Reducing TCM requirements for performance and functionality

The firmware divides work into smaller pieces (tiles) and attempts to schedule and allocate those smaller work items in a way that improves performance and reduces traffic to external memory as much as possible. Working on horizontal strips of activation data is typically the most efficient in execution, and so we try to execute in that format as much as possible. However, for very large activations the amount of memory required to process a horizontal strip of data can be very large. This is especially true on devices with smaller TCM sizes.

Reducing the required input and output sizes

To compute a block of output data, we need one or more blocks of input data. Striding, Dilation, padding, and filter sizes all increase the amount of input data required. By making the required input data smaller, you can reduce the pressure on TCM. At the current time, this is especially true for the width and depth dimension; reducing width and depth can have a very strong impact on TCM usage requirements.

Padding choices

When a convolution is padded by a small amount to produce the same output size as input size, we typically require three tiles of input data to be available: the data above, the data below, and the data in the same location. If there is a large sequence of convolutions, consider applying a large padding early in the series of convolutions and then using “VALID” or zero-padding convolutions for the subsequent operations. The zero-padding convolutions typically need two tiles of input data instead of three.

Reduce precision

16-bit activation data takes twice the amount of memory that 8-bit activation data does. Consider trying smaller data types if possible.

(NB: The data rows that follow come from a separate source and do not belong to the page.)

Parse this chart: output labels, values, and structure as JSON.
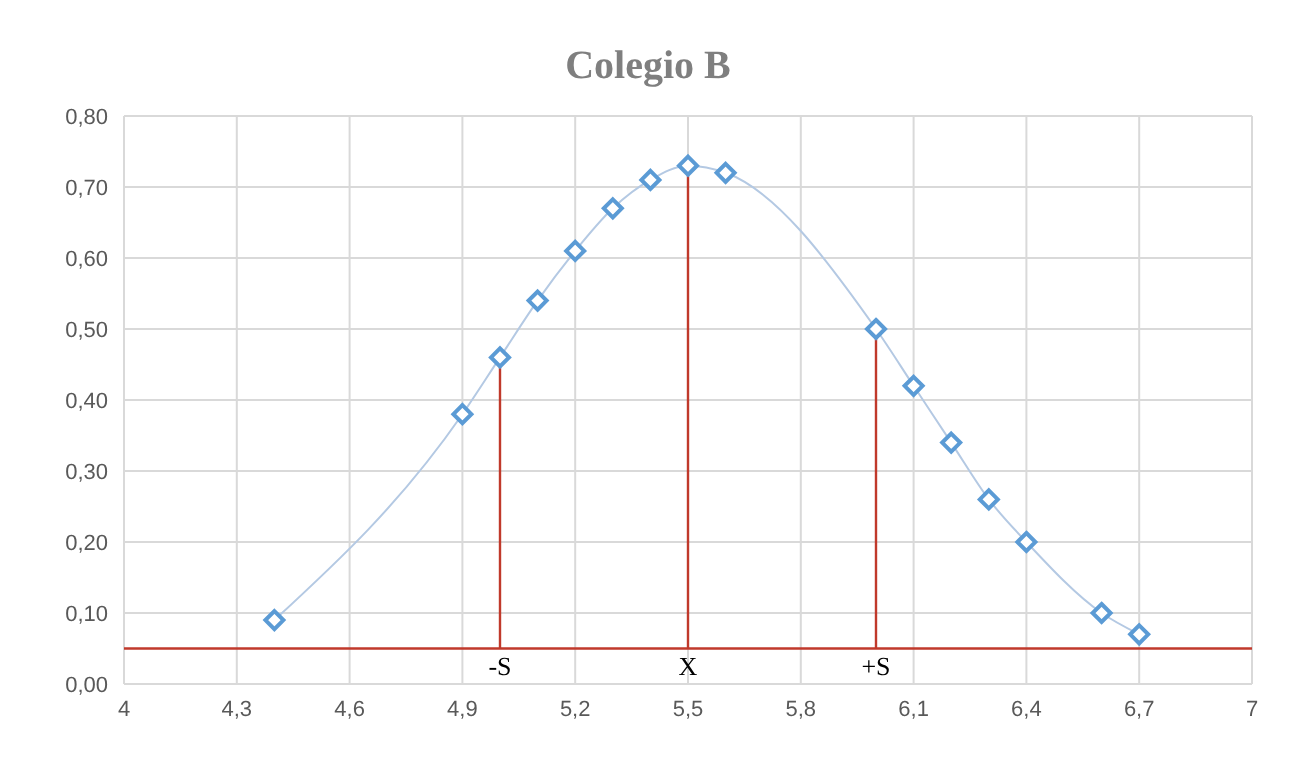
{
  "chart_data": {
    "type": "line",
    "title": "Colegio B",
    "x": [
      4.4,
      4.9,
      5.0,
      5.1,
      5.2,
      5.3,
      5.4,
      5.5,
      5.6,
      6.0,
      6.1,
      6.2,
      6.3,
      6.4,
      6.6,
      6.7
    ],
    "series": [
      {
        "color": "#5b9bd5",
        "values": [
          0.09,
          0.38,
          0.46,
          0.54,
          0.61,
          0.67,
          0.71,
          0.73,
          0.72,
          0.5,
          0.42,
          0.34,
          0.26,
          0.2,
          0.1,
          0.07
        ]
      }
    ],
    "xlim": [
      4,
      7
    ],
    "xticks": [
      4,
      {
        "value": 4.3,
        "label": "4,3"
      },
      {
        "value": 4.6,
        "label": "4,6"
      },
      {
        "value": 4.9,
        "label": "4,9"
      },
      {
        "value": 5.2,
        "label": "5,2"
      },
      {
        "value": 5.5,
        "label": "5,5"
      },
      {
        "value": 5.8,
        "label": "5,8"
      },
      {
        "value": 6.1,
        "label": "6,1"
      },
      {
        "value": 6.4,
        "label": "6,4"
      },
      {
        "value": 6.7,
        "label": "6,7"
      },
      7
    ],
    "ylim": [
      0,
      0.8
    ],
    "yticks": [
      {
        "value": 0,
        "label": "0,00"
      },
      {
        "value": 0.1,
        "label": "0,10"
      },
      {
        "value": 0.2,
        "label": "0,20"
      },
      {
        "value": 0.3,
        "label": "0,30"
      },
      {
        "value": 0.4,
        "label": "0,40"
      },
      {
        "value": 0.5,
        "label": "0,50"
      },
      {
        "value": 0.6,
        "label": "0,60"
      },
      {
        "value": 0.7,
        "label": "0,70"
      },
      {
        "value": 0.8,
        "label": "0,80"
      }
    ],
    "grid": true,
    "marker": "diamond",
    "line_style": "solid",
    "legend": false,
    "ref_lines": [
      {
        "axis": "y",
        "value": 0.05,
        "color": "#c0392b"
      },
      {
        "axis": "x",
        "value": 5.0,
        "label": "-S",
        "color": "#c0392b"
      },
      {
        "axis": "x",
        "value": 5.5,
        "label": "X",
        "color": "#c0392b"
      },
      {
        "axis": "x",
        "value": 6.0,
        "label": "+S",
        "color": "#c0392b"
      }
    ]
  }
}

Reducing TCM pressure throughout the network

While designing a network, please also consider the activation sizes throughout the body of the network and not just the input/output sizes of the network. If there are activations in the body of the network that are large enough to not fit in TCM or create significant TCM pressure it can result in the network failing to prepare and/or having significant performance impact. It is possible for a network with a low input resolution to have TCM size issues if it has significantly large activations in the body of the network. We continue to improve the engine’s capability to handle larger activations in the future.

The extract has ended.